Project Philosophy
Scope
ts-agents aims to be a practical “personal assistant data scientist” workbench for time-series tasks: fast, repeatable analysis with inspectable outputs.
It is not intended to be a monolithic end-user GUI product, and it is not “just an agent framework.” The durable value is in tool contracts, domain priors, and reproducible execution.
Core Principles
1. CLI Is The Stable Contract
The ts-agents CLI is the primary automation surface. Agent frameworks and UI layers are adapters around that contract.
Why:
- easy scripting and CI integration
- easy debugging from command/log/artifact traces
- easier harness swaps (Codex, Claude Code, custom agents)
2. Framework Adapters, Not Framework Lock-In
LangChain/deep-agent integrations are convenience wrappers over the same tool registry and execution layer.
Why:
- avoids rewriting time-series logic for each framework
- keeps tool behavior consistent across interfaces
- reduces migration risk as framework APIs change
3. Artifacts Over Chat
Chat is the control plane. Files are the product.
Tools should emit paths and structured outputs (plots, JSON, reports, logs) that can be reviewed, diffed, cached, and reused.

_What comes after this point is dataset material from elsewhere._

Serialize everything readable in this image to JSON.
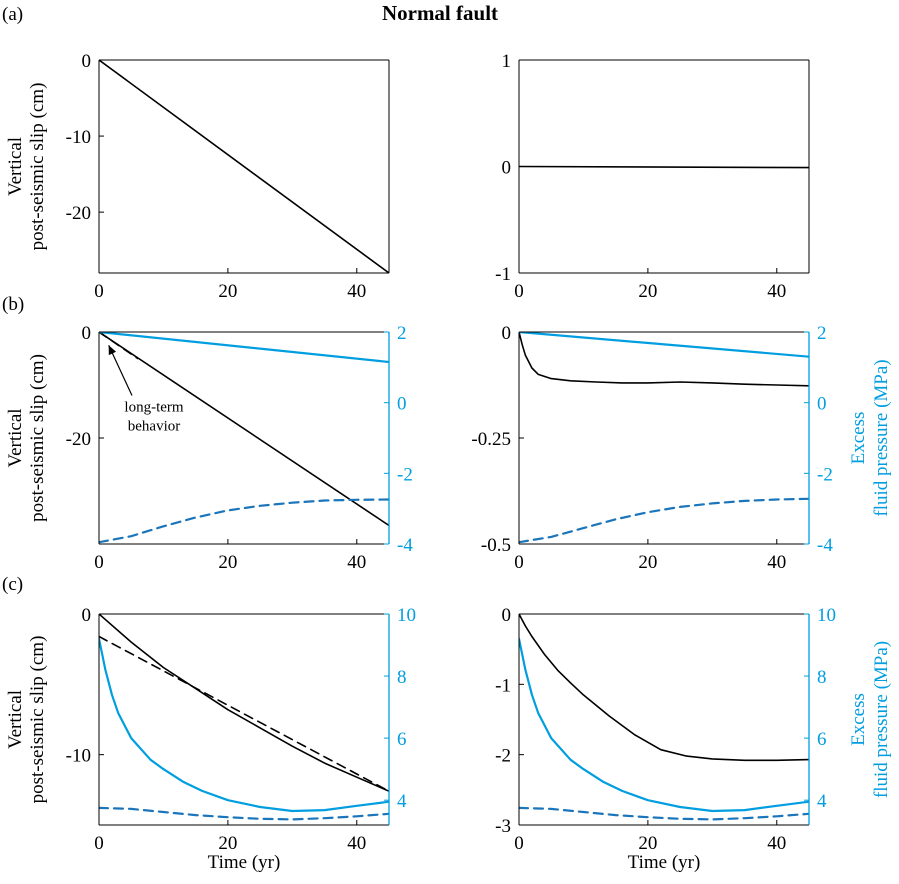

4. Skills Encode Domain Priors
SKILL.md runbooks are lightweight domain policies: ordering, defaults, and done criteria for real workflows.
Why:
- lowers tool-selection errors
- improves repeatability across agent runtimes
- keeps knowledge in plain text, close to code
5. Sandboxes Handle Dependency Reality
Time-series stacks are dependency-heavy and often inconsistent across machines. Sandboxed backends isolate environments and provide resource controls.
Tradeoff:
- better reliability and safety
- more moving parts and potential latency/cost overhead
Practical Rule
Keep the CLI contract stable; iterate quickly on agents, UI, and execution strategy around that stable core.